Q. Now, after you interviewed [the victim] and had spoken to [her mother], what did you do after that?
A. We coordinated a little bit with CPS as far as their safety plan goes, and then I made contact or had Mr. Pathak brought down for an interview with me.
Q. And did he talk to you?
A. No.

Defense counsel did not object to this testimony.

¶5 Additionally, the victim, her mother, a CPS caseworker, and a forensic interviewer testified for the State. The defense called defendant and two character witnesses to testify. The jury found defendant guilty, and the court sentenced him to lifetime probation, with terms including sex offender registration and jail time.[4]

¶6 Defendant timely appealed. We have jurisdiction pursuant to Article 6, Section 9, of the Arizona Constitution, and A.R.S. §§ 12-120.21(A)(1) (2003), 13-4031 (2010) and -4033 (2010).


¶7 Defendant raises one argument on appeal: that the State violated his due process rights by asking Detective G.M. whether defendant had talked to him. Because defendant did not object to this evidence at trial, we review only for fundamental error. See State v. Henderson, 210 Ariz. 561, 567, 19, 115 P.3d 601, 607 (2005) (failure to object at trial waives issue absent fundamental error) (citations omitted). "Fundamental error" is error that goes to the foundation of the case, error that takes from the defendant a right essential to his defense, and error of such magnitude that the defendant could not possibly have received a fair trial. State v. Ruggiero, 211 Ariz. 262, 268, 25, 120 P.3d 690, 696 (App. 2005) (citations omitted). To obtain relief, defendant must demonstrate both that fundamental error occurred and that it caused him prejudice. Henderson, 210 Ariz. at 567, ¶ 20, 115 P.3d at 607 (citations omitted).

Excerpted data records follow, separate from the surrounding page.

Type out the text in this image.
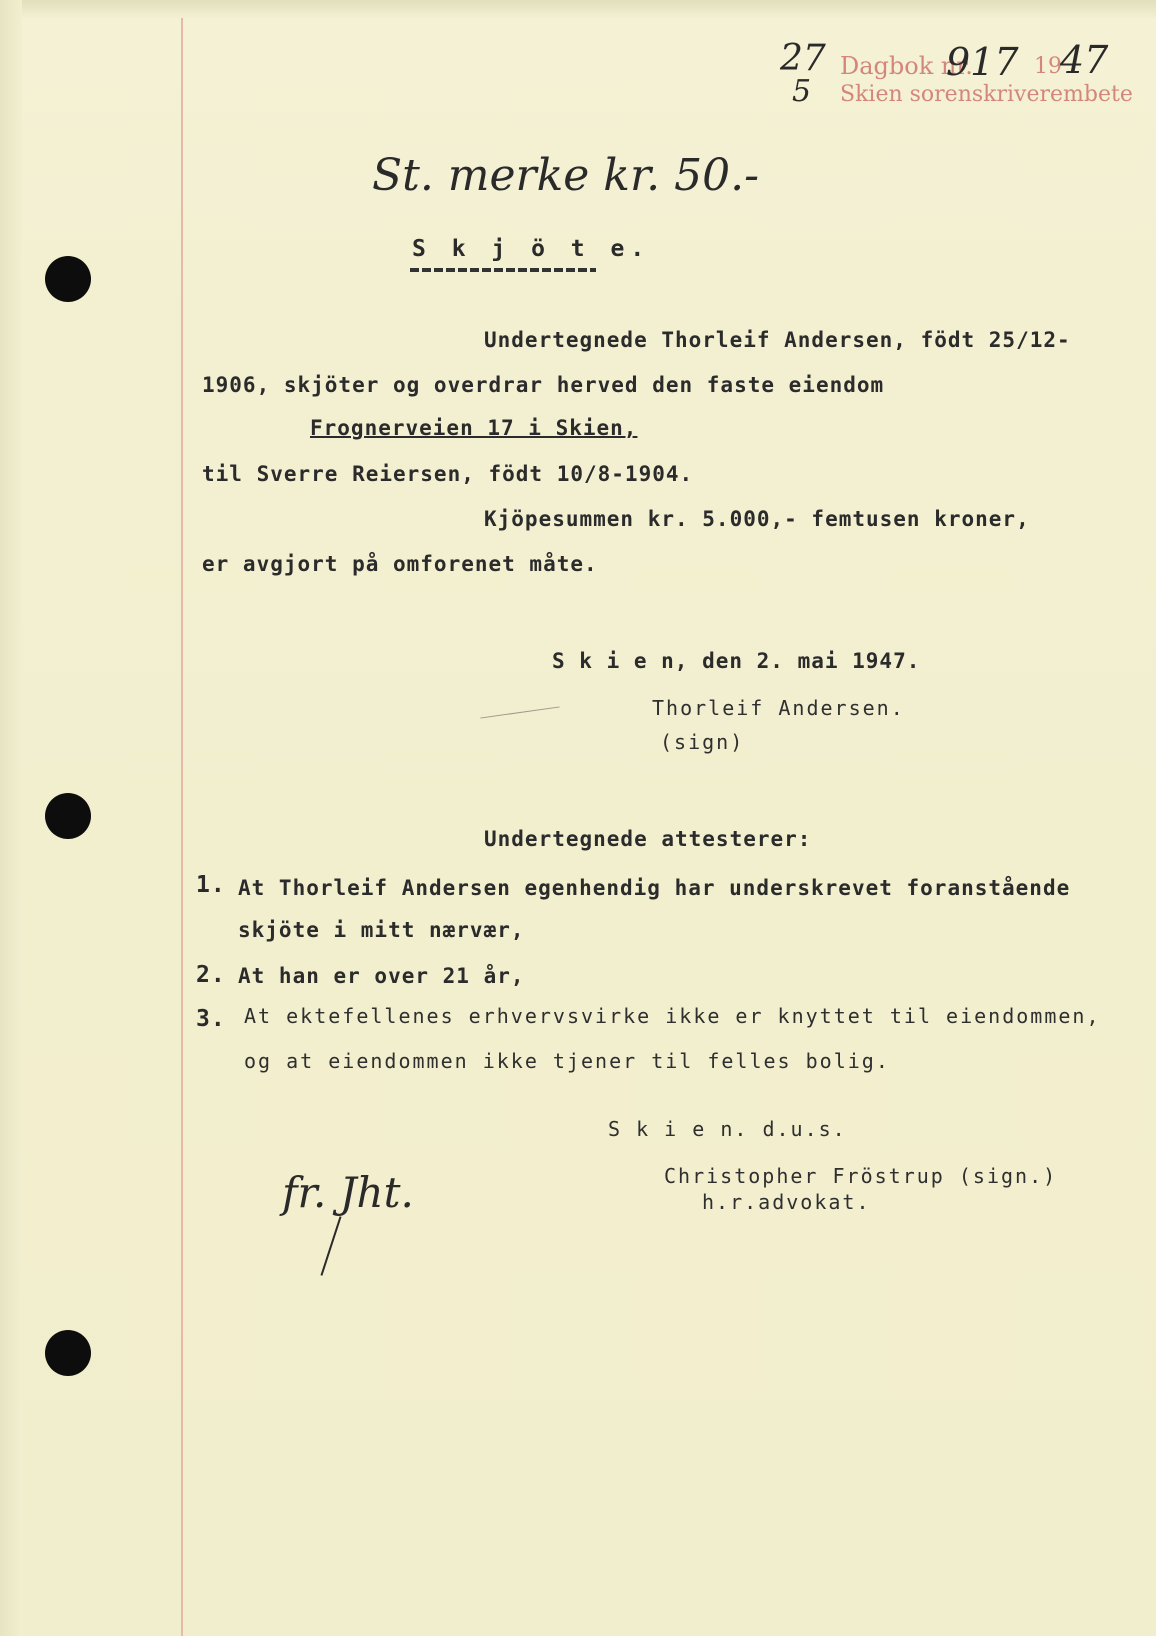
27
5
Dagbok nr.
917 19
47
Skien sorenskriverembete
St. merke kr. 50.-
S k j ö t e.
Undertegnede Thorleif Andersen, födt 25/12-
1906, skjöter og overdrar herved den faste eiendom
Frognerveien 17 i Skien,
til Sverre Reiersen, födt 10/8-1904.
Kjöpesummen kr. 5.000,- femtusen kroner,
er avgjort på omforenet måte.
S k i e n, den 2. mai 1947.
Thorleif Andersen.
(sign)
Undertegnede attesterer:
1. At Thorleif Andersen egenhendig har underskrevet foranstående
skjöte i mitt nærvær,
2. At han er over 21 år,
3. At ektefellenes erhvervsvirke ikke er knyttet til eiendommen,
og at eiendommen ikke tjener til felles bolig.
S k i e n. d.u.s.
Christopher Fröstrup (sign.)
h.r.advokat.
fr. Jht.
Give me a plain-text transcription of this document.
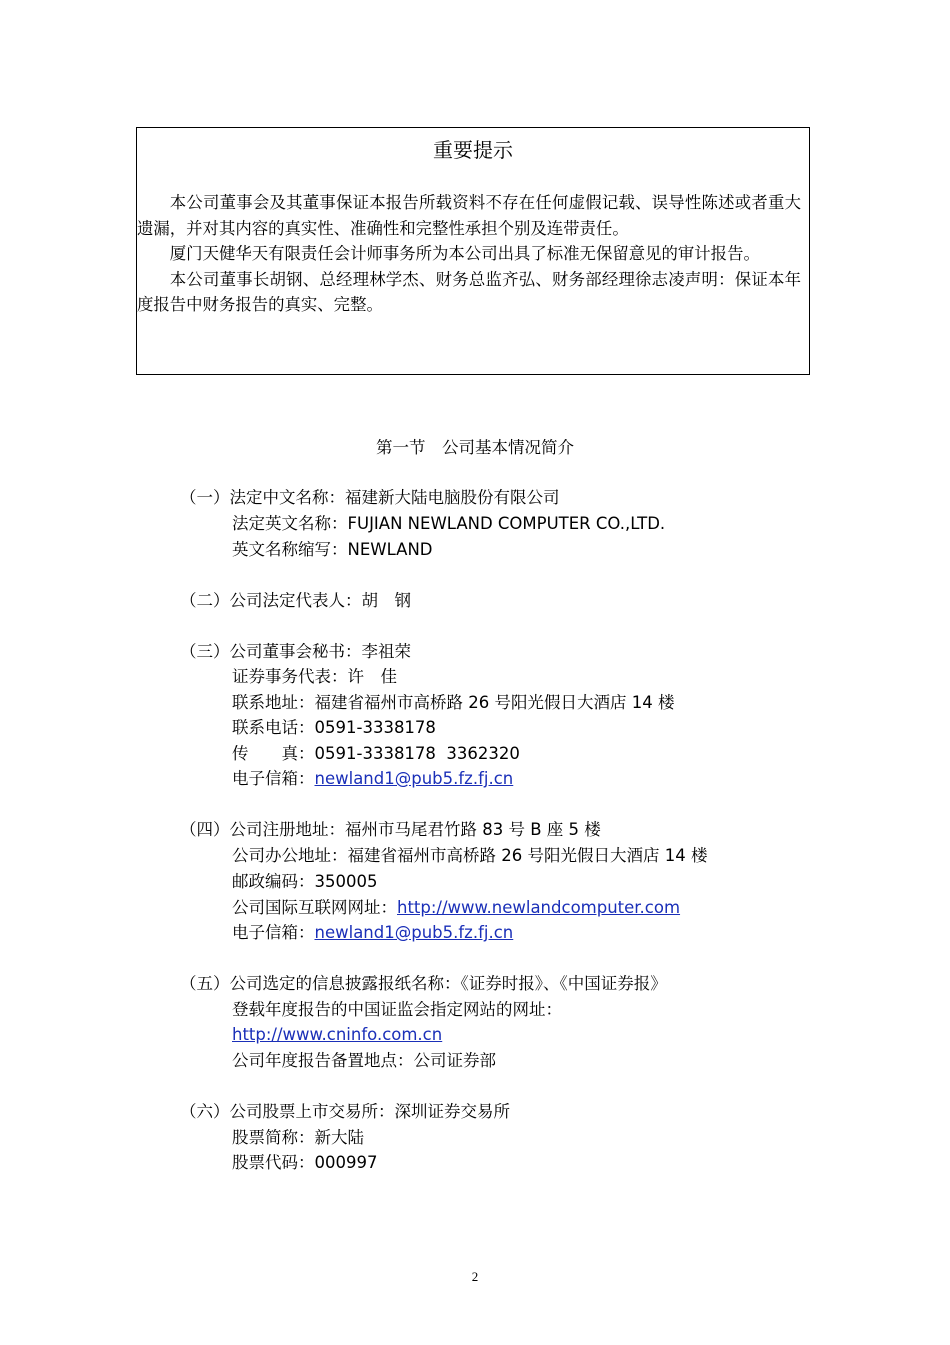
重要提示

本公司董事会及其董事保证本报告所载资料不存在任何虚假记载、误导性陈述或者重大遗漏，并对其内容的真实性、准确性和完整性承担个别及连带责任。

厦门天健华天有限责任会计师事务所为本公司出具了标准无保留意见的审计报告。

本公司董事长胡钢、总经理林学杰、财务总监齐弘、财务部经理徐志凌声明：保证本年度报告中财务报告的真实、完整。

第一节　公司基本情况简介
（一）法定中文名称：福建新大陆电脑股份有限公司
法定英文名称：FUJIAN NEWLAND COMPUTER CO.,LTD.
英文名称缩写：NEWLAND
（二）公司法定代表人：胡　钢
（三）公司董事会秘书：李祖荣
证券事务代表：许　佳
联系地址：福建省福州市高桥路 26 号阳光假日大酒店 14 楼
联系电话：0591-3338178
传　　真：0591-3338178  3362320
电子信箱：newland1@pub5.fz.fj.cn
（四）公司注册地址：福州市马尾君竹路 83 号 B 座 5 楼
公司办公地址：福建省福州市高桥路 26 号阳光假日大酒店 14 楼
邮政编码：350005
公司国际互联网网址：http://www.newlandcomputer.com
电子信箱：newland1@pub5.fz.fj.cn
（五）公司选定的信息披露报纸名称：《证券时报》、《中国证券报》
登载年度报告的中国证监会指定网站的网址：
http://www.cninfo.com.cn
公司年度报告备置地点：公司证券部
（六）公司股票上市交易所：深圳证券交易所
股票简称：新大陆
股票代码：000997
2
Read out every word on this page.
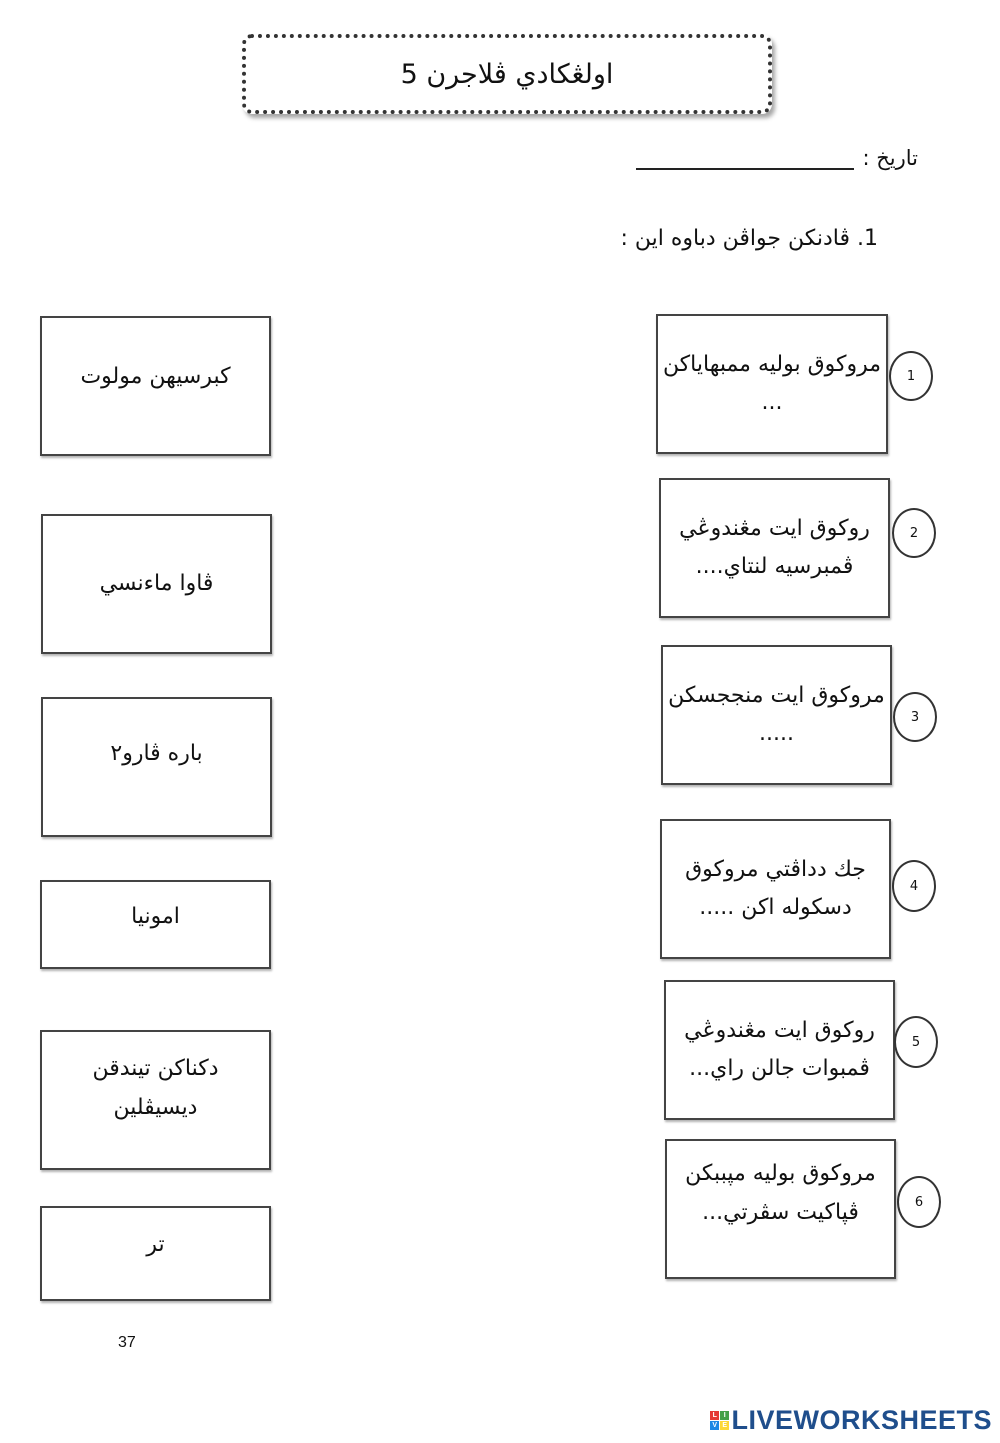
اولڠكادي ڤلاجرن 5
تاريخ :
1. ڤادنكن جواڤن دباوه اين :
مروكوق بوليه ممبهاياكن ...
1
روكوق ايت مڠندوڠي ڤمبرسيه لنتاي....
2
مروكوق ايت منججسكن .....
3
جك دداڤتي مروكوق دسكوله اكن .....
4
روكوق ايت مڠندوڠي ڤمبوات جالن راي...
5
مروكوق بوليه مپببكن ڤپاكيت سڤرتي...	6
كبرسيهن مولوت
ڤاوا ماءنسي
باره ڤارو٢
امونيا
دكناكن تيندقن ديسيڤلين
تر
37
L I
V E LIVEWORKSHEETS
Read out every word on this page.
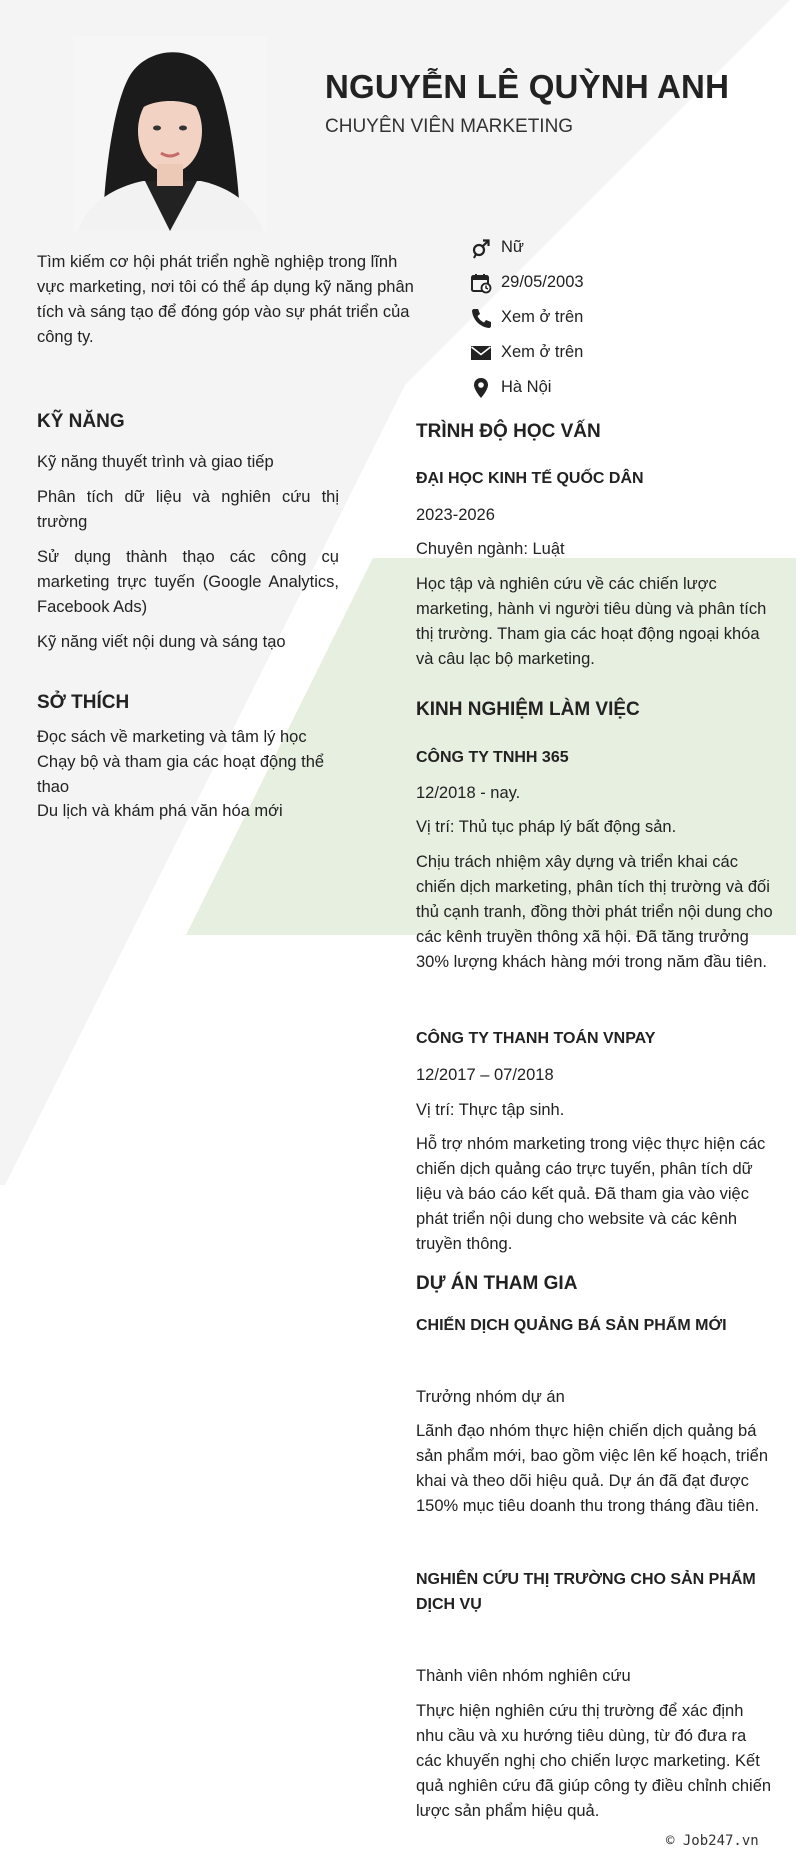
NGUYỄN LÊ QUỲNH ANH
CHUYÊN VIÊN MARKETING
Tìm kiếm cơ hội phát triển nghề nghiệp trong lĩnh vực marketing, nơi tôi có thể áp dụng kỹ năng phân tích và sáng tạo để đóng góp vào sự phát triển của công ty.
Nữ
29/05/2003
Xem ở trên
Xem ở trên
Hà Nội
KỸ NĂNG
Kỹ năng thuyết trình và giao tiếp
Phân tích dữ liệu và nghiên cứu thị trường
Sử dụng thành thạo các công cụ marketing trực tuyến (Google Analytics, Facebook Ads)
Kỹ năng viết nội dung và sáng tạo
SỞ THÍCH
Đọc sách về marketing và tâm lý học
Chạy bộ và tham gia các hoạt động thể thao
Du lịch và khám phá văn hóa mới
TRÌNH ĐỘ HỌC VẤN
ĐẠI HỌC KINH TẾ QUỐC DÂN
2023-2026
Chuyên ngành: Luật
Học tập và nghiên cứu về các chiến lược marketing, hành vi người tiêu dùng và phân tích thị trường. Tham gia các hoạt động ngoại khóa và câu lạc bộ marketing.
KINH NGHIỆM LÀM VIỆC
CÔNG TY TNHH 365
12/2018 - nay.
Vị trí: Thủ tục pháp lý bất động sản.
Chịu trách nhiệm xây dựng và triển khai các chiến dịch marketing, phân tích thị trường và đối thủ cạnh tranh, đồng thời phát triển nội dung cho các kênh truyền thông xã hội. Đã tăng trưởng 30% lượng khách hàng mới trong năm đầu tiên.
CÔNG TY THANH TOÁN VNPAY
12/2017 – 07/2018
Vị trí: Thực tập sinh.
Hỗ trợ nhóm marketing trong việc thực hiện các chiến dịch quảng cáo trực tuyến, phân tích dữ liệu và báo cáo kết quả. Đã tham gia vào việc phát triển nội dung cho website và các kênh truyền thông.
DỰ ÁN THAM GIA
CHIẾN DỊCH QUẢNG BÁ SẢN PHẨM MỚI
Trưởng nhóm dự án
Lãnh đạo nhóm thực hiện chiến dịch quảng bá sản phẩm mới, bao gồm việc lên kế hoạch, triển khai và theo dõi hiệu quả. Dự án đã đạt được 150% mục tiêu doanh thu trong tháng đầu tiên.
NGHIÊN CỨU THỊ TRƯỜNG CHO SẢN PHẨM DỊCH VỤ
Thành viên nhóm nghiên cứu
Thực hiện nghiên cứu thị trường để xác định nhu cầu và xu hướng tiêu dùng, từ đó đưa ra các khuyến nghị cho chiến lược marketing. Kết quả nghiên cứu đã giúp công ty điều chỉnh chiến lược sản phẩm hiệu quả.
© Job247.vn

¶8 Using a defendant's post-Miranda silence for impeachment purposes at trial violates the due process clause of the Fourteenth Amendment. Doyle v. Ohio, 426 U.S. 610, 619 (1976); State v. Keeley, 178 Ariz. 233, 235, 871 P.2d 1169, 1171 (App. 1994). This prohibition "rests on the fundamental unfairness of implicitly assuring a suspect that his silence will not be used against him [via Miranda warnings] and then using his silence to impeach an explanation subsequently offered at trial." Brecht v. Abrahamson, 507 U.S. 619, 628 (1993) (internal quotations and citations omitted). Comment on a defendant's post-Miranda silence constitutes fundamental error. State v. Sorrell, 132 Ariz. 328, 329, 645 P.2d 1242, 1243 (1982).

¶9 There is, however, no constitutional impediment to using a defendant's silence prior to arrest, or after arrest if no Miranda warnings are given, for impeachment purposes. Brecht, 507 U.S. at 628. As defendant acknowledges, the record here does not establish when or if he was given Miranda warnings. According to defendant, Detective G.M.'s testimony that he was "brought [down] for an interview" implies he received Miranda warnings. We disagree that such an inference is implicit from that statement. Contrary to defendant's claim, Detective G.M. did not testify that defendant was brought down to the "station" for an interview. The detective testified the interviews were conducted in Child Help's "neutral" interview rooms located just outside a large play room. Detective G.M. had previously described the process to the jury as one requiring "independent interview[s] of all parties separately."[5]


¶10 Because the record does not establish any improper comment about post-Miranda silence, we find no error, let alone fundamental error.[6] Defendant's conviction and sentence are affirmed.